Persia tried to slow her breathing to a rate that was seemly after a forced march. She searched Liberia’s face as she so often had in the twenty years since her caste exam, looking for decision. Hope vied with dread, though neither displaced a devotion so deep that a beating would strengthen it as much as a reward.
“Come into the gymnasium,” said Liberia. “You’d better sit down before you fall down.”
Persia saw her fate in the downturned corners of Liberia’s mouth. Liberia turned away, spinning her matriarch’s cloak in a crimson flourish. Pain rose in Persia’s chest, almost smothering the burning in her knee.
She watched a black sail soar on the updraft blowing up the cliff beyond the armory. Persia recalled the sensation of hanging below a sail while the world rolled itself out beneath her. A sensation she loved even more than Liberia. A sensation Liberia had decided she would never feel again.
She followed Liberia into the gymnasium, her left knee asserting its limp once more.
Liberia was already seated on a chair, watching novice Wings practicing with wooden swords. Persia sat on the bench facing her.
“Retirement,” said Liberia.
The word jerked out of Persia’s mouth before she could stop it. Retirement meant leaving the Eyrie. It meant spending the rest of her life supervising Weavers and Cultivators in the Mulberry Fields as they grew silk and wove it into sails and clothes. It meant never flying again.
“No.” The word repeated itself before Persia could swallow it.
Liberia raised an eyebrow. It was answer enough to remind Persia the Silken Matriarch could have her flogged to a pulp at a single word.
“I need more time,” said Persia. “Please. Give me a month and I’ll be fit.”

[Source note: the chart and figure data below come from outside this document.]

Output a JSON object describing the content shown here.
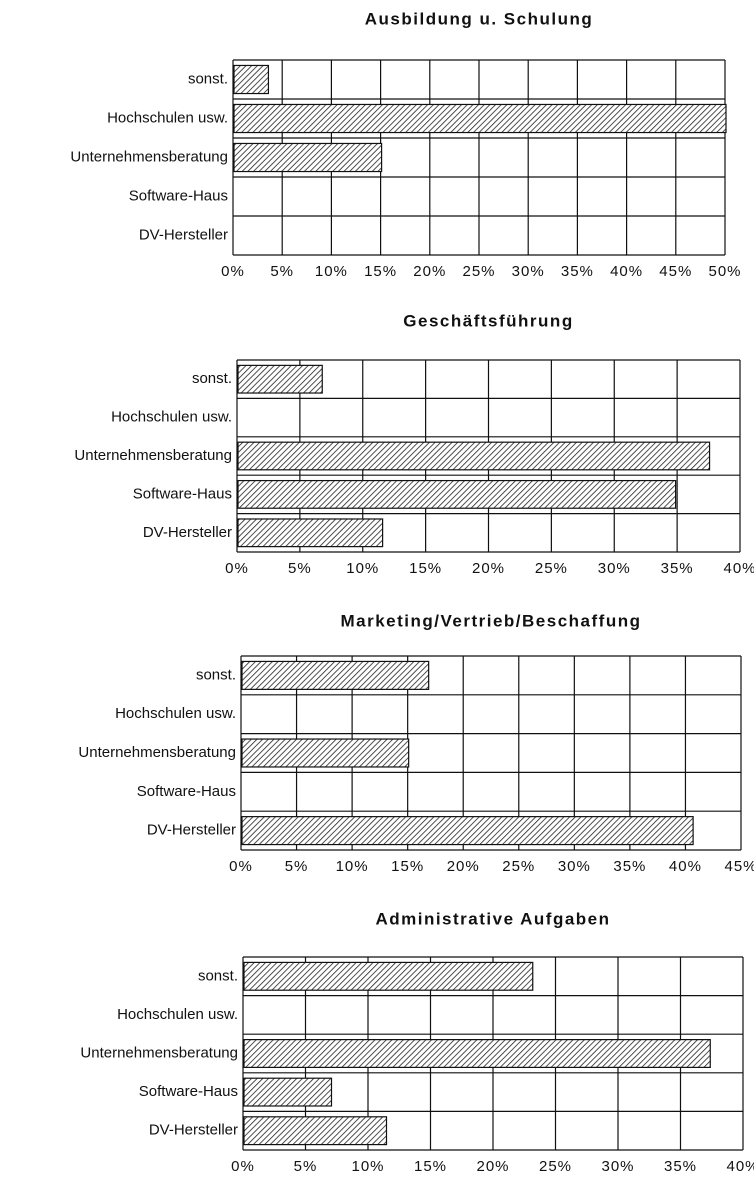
{
  "chart_data": [
    {
      "type": "barh",
      "title": "Ausbildung u. Schulung",
      "categories": [
        "sonst.",
        "Hochschulen usw.",
        "Unternehmensberatung",
        "Software-Haus",
        "DV-Hersteller"
      ],
      "values": [
        3.5,
        50,
        15,
        0,
        0
      ],
      "xlim": [
        0,
        50
      ],
      "xticks": [
        {
          "value": 0,
          "label": "0%"
        },
        {
          "value": 5,
          "label": "5%"
        },
        {
          "value": 10,
          "label": "10%"
        },
        {
          "value": 15,
          "label": "15%"
        },
        {
          "value": 20,
          "label": "20%"
        },
        {
          "value": 25,
          "label": "25%"
        },
        {
          "value": 30,
          "label": "30%"
        },
        {
          "value": 35,
          "label": "35%"
        },
        {
          "value": 40,
          "label": "40%"
        },
        {
          "value": 45,
          "label": "45%"
        },
        {
          "value": 50,
          "label": "50%"
        }
      ],
      "grid": true
    },
    {
      "type": "barh",
      "title": "Geschäftsführung",
      "categories": [
        "sonst.",
        "Hochschulen usw.",
        "Unternehmensberatung",
        "Software-Haus",
        "DV-Hersteller"
      ],
      "values": [
        6.7,
        0,
        37.5,
        34.8,
        11.5
      ],
      "xlim": [
        0,
        40
      ],
      "xticks": [
        {
          "value": 0,
          "label": "0%"
        },
        {
          "value": 5,
          "label": "5%"
        },
        {
          "value": 10,
          "label": "10%"
        },
        {
          "value": 15,
          "label": "15%"
        },
        {
          "value": 20,
          "label": "20%"
        },
        {
          "value": 25,
          "label": "25%"
        },
        {
          "value": 30,
          "label": "30%"
        },
        {
          "value": 35,
          "label": "35%"
        },
        {
          "value": 40,
          "label": "40%"
        }
      ],
      "grid": true
    },
    {
      "type": "barh",
      "title": "Marketing/Vertrieb/Beschaffung",
      "categories": [
        "sonst.",
        "Hochschulen usw.",
        "Unternehmensberatung",
        "Software-Haus",
        "DV-Hersteller"
      ],
      "values": [
        16.8,
        0,
        15,
        0,
        40.6
      ],
      "xlim": [
        0,
        45
      ],
      "xticks": [
        {
          "value": 0,
          "label": "0%"
        },
        {
          "value": 5,
          "label": "5%"
        },
        {
          "value": 10,
          "label": "10%"
        },
        {
          "value": 15,
          "label": "15%"
        },
        {
          "value": 20,
          "label": "20%"
        },
        {
          "value": 25,
          "label": "25%"
        },
        {
          "value": 30,
          "label": "30%"
        },
        {
          "value": 35,
          "label": "35%"
        },
        {
          "value": 40,
          "label": "40%"
        },
        {
          "value": 45,
          "label": "45%"
        }
      ],
      "grid": true
    },
    {
      "type": "barh",
      "title": "Administrative Aufgaben",
      "categories": [
        "sonst.",
        "Hochschulen usw.",
        "Unternehmensberatung",
        "Software-Haus",
        "DV-Hersteller"
      ],
      "values": [
        23.1,
        0,
        37.3,
        7,
        11.4
      ],
      "xlim": [
        0,
        40
      ],
      "xticks": [
        {
          "value": 0,
          "label": "0%"
        },
        {
          "value": 5,
          "label": "5%"
        },
        {
          "value": 10,
          "label": "10%"
        },
        {
          "value": 15,
          "label": "15%"
        },
        {
          "value": 20,
          "label": "20%"
        },
        {
          "value": 25,
          "label": "25%"
        },
        {
          "value": 30,
          "label": "30%"
        },
        {
          "value": 35,
          "label": "35%"
        },
        {
          "value": 40,
          "label": "40%"
        }
      ],
      "grid": true
    }
  ]
}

“You’ve had a year. Another month won’t make any difference.”
“I can get my strength back.”
Persia didn’t believe her own words. The more she worked her knee, the stiffer it became.
Liberia’s thoughtful look showed she didn’t believe them either. Her mouth twitched a smile.
“All right,” said Liberia. “If you can beat me hand to hand, you can have your stripes back.”